From the Archives: Erica Hunt, Eileen Myles, Brenda Hillman & Alicia Ostriker Talk Feminism
Eighteen years ago this month, when I was the Program Director at Poets House, I curated an event about intersections between feminism and poetry: What’s Feminism Got to Do With It?: Gender, Poetry and Everyday Life in the 21st Century. The year was 2002, and the United States had begun its war against Afghanistan five months earlier under the leadership of antiabortion president George W. Bush. Despite some grim political parallels, I believe you will find the remarks by the panelists prescient, bracing, and emboldening. Please click through to the audio recordings of each and listen in!
—Suzanne Wise
“Here in our current circumstances whenever I look up at the big screen, as I call it, the world, we’re in terrible shape,” says Erica Hunt. “We have bozos running our country, we have our nuclear posturing…we have unending violence in the Middle East, etcetera.” Setting the stage and the stakes (to disturbingly familiar effect), she provides an expansive, historical context for feminism as a social movement and makes global connections between war, violence against women, restrictions on reproductive freedom, racism, and xenophobia. As feminist poets, she asserts, “we have to recognize the resources and strengths that we bring to this task of healing the world.” She notes that “there is a great deal that women’s writing says about what it is to be human.” Feminism “shook up the question of what it is to be female and to be male,” she explains, and “we discovered gender, or the fact that we slip from gender and to gender and across gender, all of us, at some time or another….” Hunt explores how writing can enable us to identify “scripts” about constructed identities and reveal “where we have acquiesced and where we could have resisted and where we do resist and why we choose to.”

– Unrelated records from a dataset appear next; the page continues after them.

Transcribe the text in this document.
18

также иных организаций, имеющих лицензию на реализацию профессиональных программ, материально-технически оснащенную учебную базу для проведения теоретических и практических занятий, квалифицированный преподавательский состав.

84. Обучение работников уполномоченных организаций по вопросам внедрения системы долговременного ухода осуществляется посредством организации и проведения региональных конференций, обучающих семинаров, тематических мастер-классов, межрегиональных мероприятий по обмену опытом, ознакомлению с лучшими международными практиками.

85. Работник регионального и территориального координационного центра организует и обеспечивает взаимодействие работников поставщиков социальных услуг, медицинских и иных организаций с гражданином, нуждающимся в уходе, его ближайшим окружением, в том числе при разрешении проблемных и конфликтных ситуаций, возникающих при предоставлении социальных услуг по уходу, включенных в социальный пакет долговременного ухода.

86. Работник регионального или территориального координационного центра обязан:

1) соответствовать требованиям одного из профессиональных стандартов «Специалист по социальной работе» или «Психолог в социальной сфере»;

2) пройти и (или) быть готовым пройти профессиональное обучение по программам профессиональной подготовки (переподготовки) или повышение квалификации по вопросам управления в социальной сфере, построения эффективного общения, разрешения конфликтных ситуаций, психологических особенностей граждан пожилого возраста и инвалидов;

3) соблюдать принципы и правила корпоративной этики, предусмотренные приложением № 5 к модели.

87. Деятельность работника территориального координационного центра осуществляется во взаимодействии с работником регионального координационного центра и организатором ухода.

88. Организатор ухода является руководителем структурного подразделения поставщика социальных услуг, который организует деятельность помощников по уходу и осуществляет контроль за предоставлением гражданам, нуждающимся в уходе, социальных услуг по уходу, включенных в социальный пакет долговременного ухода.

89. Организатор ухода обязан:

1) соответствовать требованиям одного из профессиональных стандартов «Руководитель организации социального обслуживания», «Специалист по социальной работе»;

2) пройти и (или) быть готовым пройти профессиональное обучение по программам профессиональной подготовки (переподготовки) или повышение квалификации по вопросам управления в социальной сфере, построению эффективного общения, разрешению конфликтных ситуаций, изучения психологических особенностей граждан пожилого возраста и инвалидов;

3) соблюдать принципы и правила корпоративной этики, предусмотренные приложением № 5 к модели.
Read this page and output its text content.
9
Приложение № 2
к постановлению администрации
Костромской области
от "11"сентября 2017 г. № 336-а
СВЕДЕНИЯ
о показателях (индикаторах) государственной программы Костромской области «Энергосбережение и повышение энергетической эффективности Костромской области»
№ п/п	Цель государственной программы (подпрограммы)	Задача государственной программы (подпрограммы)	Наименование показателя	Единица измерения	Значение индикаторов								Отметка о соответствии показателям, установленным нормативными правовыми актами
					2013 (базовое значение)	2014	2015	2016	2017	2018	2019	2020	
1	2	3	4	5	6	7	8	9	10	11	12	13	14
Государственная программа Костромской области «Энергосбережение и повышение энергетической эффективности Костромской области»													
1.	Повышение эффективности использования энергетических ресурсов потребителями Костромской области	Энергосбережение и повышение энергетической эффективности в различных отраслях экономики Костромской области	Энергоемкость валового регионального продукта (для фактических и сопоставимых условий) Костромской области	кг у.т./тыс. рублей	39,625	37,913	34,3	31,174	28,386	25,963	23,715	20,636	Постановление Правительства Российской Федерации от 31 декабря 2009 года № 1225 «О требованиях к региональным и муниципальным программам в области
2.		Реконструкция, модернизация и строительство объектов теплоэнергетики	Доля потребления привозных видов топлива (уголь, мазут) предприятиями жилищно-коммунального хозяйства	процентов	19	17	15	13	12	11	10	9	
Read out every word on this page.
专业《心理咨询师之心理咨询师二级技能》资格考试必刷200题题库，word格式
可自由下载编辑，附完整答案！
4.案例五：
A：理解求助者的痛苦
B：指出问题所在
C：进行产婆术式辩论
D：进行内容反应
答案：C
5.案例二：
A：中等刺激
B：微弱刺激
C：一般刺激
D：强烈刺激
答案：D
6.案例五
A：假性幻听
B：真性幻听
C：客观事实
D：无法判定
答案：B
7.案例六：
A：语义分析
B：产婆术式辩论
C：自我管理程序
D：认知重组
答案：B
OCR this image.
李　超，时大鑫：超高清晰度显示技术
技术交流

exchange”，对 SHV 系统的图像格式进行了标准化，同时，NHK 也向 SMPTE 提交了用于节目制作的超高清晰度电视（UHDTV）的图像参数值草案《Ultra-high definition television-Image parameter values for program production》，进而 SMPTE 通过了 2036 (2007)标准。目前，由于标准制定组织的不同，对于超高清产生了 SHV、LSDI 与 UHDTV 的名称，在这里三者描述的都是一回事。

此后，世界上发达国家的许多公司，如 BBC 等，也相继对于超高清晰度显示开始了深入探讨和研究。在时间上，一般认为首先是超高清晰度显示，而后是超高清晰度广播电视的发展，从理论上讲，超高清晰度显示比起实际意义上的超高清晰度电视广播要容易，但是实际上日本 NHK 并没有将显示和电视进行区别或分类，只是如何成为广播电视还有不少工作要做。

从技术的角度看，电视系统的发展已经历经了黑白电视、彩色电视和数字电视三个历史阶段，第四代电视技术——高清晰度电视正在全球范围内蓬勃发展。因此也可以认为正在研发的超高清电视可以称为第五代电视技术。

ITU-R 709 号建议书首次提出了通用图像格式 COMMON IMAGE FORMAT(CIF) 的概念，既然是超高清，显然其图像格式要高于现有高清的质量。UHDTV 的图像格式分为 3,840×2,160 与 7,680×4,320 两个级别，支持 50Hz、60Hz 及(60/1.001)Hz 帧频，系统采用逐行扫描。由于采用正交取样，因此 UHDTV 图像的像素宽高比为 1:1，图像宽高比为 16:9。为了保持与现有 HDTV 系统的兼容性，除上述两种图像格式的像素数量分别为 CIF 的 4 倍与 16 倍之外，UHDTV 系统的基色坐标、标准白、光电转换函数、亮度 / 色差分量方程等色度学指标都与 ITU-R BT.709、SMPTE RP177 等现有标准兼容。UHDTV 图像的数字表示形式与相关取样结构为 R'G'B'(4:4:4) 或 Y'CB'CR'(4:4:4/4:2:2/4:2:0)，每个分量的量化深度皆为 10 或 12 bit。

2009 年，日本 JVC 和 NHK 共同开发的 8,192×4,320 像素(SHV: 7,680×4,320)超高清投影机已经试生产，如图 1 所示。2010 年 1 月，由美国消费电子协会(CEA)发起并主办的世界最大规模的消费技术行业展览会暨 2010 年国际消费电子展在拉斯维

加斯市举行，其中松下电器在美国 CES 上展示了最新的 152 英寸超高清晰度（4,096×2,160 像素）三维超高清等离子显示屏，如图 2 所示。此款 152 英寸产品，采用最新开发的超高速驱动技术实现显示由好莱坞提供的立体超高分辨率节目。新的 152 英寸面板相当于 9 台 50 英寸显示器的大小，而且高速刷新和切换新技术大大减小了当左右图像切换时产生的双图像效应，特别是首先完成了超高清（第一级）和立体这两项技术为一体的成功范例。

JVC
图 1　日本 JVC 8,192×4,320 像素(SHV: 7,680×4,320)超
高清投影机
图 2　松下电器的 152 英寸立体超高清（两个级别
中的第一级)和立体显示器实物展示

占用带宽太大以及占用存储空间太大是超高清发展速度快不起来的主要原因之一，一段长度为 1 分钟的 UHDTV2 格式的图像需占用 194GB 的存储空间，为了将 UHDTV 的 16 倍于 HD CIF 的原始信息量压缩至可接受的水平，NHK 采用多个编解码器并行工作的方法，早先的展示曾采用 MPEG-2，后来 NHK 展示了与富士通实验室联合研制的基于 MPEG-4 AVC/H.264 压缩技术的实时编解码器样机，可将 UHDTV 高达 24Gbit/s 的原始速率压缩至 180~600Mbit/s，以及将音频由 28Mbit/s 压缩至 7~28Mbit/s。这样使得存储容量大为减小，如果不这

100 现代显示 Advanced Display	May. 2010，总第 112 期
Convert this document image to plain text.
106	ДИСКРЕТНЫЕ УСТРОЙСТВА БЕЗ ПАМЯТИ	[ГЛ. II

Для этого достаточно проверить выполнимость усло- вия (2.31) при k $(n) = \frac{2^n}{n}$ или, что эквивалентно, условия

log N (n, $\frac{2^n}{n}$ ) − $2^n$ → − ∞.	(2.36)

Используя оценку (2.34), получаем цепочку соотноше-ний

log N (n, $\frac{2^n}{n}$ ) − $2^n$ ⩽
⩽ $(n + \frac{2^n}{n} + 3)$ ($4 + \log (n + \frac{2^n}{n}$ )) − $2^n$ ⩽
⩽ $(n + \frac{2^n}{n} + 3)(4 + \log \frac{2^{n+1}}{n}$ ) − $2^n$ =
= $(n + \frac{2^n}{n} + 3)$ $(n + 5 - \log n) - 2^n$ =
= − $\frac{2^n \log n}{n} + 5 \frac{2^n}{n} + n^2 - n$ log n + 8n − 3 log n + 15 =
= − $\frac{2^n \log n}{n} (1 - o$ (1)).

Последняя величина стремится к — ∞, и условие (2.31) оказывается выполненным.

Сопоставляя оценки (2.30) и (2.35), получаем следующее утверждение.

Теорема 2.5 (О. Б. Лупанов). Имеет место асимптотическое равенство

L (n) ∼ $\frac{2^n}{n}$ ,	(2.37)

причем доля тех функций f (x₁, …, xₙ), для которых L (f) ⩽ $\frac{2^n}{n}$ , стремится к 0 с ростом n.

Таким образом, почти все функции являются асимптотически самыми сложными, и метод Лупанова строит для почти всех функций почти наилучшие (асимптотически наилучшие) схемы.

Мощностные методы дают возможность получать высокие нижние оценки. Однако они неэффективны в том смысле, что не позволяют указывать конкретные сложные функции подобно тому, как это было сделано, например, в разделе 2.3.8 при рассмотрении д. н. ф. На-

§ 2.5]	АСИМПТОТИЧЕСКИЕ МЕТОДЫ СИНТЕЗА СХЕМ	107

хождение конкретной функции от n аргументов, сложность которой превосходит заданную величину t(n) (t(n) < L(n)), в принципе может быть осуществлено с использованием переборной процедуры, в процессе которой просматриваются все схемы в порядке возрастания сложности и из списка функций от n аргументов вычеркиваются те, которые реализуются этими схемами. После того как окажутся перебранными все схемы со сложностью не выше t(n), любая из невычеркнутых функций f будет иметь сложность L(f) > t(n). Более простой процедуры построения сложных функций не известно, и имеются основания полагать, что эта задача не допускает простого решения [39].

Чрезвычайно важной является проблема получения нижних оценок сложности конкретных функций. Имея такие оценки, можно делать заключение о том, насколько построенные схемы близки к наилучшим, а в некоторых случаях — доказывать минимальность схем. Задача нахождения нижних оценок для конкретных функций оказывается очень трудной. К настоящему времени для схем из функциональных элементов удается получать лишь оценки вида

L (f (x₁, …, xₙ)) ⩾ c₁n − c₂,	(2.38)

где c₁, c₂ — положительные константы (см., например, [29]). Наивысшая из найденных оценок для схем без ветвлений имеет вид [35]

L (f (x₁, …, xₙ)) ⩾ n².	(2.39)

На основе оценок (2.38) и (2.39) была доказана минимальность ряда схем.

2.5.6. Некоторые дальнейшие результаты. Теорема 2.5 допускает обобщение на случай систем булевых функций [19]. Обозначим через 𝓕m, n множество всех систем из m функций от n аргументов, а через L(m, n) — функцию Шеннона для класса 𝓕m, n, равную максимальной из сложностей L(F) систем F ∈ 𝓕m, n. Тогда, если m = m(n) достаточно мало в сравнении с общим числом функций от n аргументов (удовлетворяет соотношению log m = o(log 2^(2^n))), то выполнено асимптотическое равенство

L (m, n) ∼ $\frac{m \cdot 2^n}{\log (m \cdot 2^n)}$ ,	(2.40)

Eileen Myles talks about their life as a poet as “being in a procession of different rooms” and looking at “what happens each time I enter a different room and who and what I become.” In traversing these rooms, Myles metaphorically ejaculates at a marathon reading of Joe Brainard’s I Remember (an event at which straight men dominated the docket), listens in on John Ashbery’s “italicized way of speaking” as a gay man, and experiences radical feminist karaoke via the punk rock band Le Tigre. “Feminism seems to me to be a room that I’ve always been trying to get thrown out of,” Myles remarks, reflecting on the cultural policing of femaleness as exemplified by her Catholic schooling. “It’s not a room that really accommodates any of us, but we need to go to, to make something, even to make a mark, which is your foot dragged as you’re getting thrown out the door.” Ultimately, Myles asserts, “the poem accommodates all those entrances and exits.”
Brenda Hillman tracks her journey of feminist poetics from teenage rebellion——“smoking Winstons in the girls’ bathroom and writing the names of various creeps on the walls of the stall with pink lipstick”—to editing The Grand Permission, a collection of essays about motherhood and poetic form. In between, “the late ‘70s and 80s brought forward a new synthesis of experimental traditions for women’s writing,” she says, particularly in the Bay Area, bolstered by the likes of Kelsey Street Press and the journal HOW(ever). Her own subsequent work evolved toward “language experimentation” while exploring spiritual life, nature, and daily life. “I like the idea that nonbeing and stealth identity are very important for women’s writing, maybe even more important than regular identity,” she states and concludes that her allegiance lies with a “transpersonal collective and deeply subjective experience of poetry [that] becomes more elemental, more spiritually connected to the redemptive nature of language.”
“When you see a sign that says no trespassing, trespass at once,” Alicia Ostriker says, quoting Virginia Woolf, and adds, “which is what women’s poetry does.” She charts a quick history of the “women’s poetry movement” from 1960 to the present moment. Pushing back against the “poetry police,” she argues for the centrality of the authorial “I” in women’s poetry, among other characteristics. She notes that white middle-class straight women dominated the publishing landscape in the early 1960s but that the field would diversify in the coming decades. Moreover, she points to the development of women writing more experimental work, influenced by language poetry, and more spiritually-oriented poetry. She identifies “the poetics of postmodern witness” as a mode “using some of the strategies of modernism to deal with the catastrophes of our century” but featuring an “I” located “inside the poem being distressed and confused” who seeks a means of working a way through the calamities. Invoking Adrienne Rich, Ostriker says, “women poets are all engaged in changing the course of history, that’s really the job.”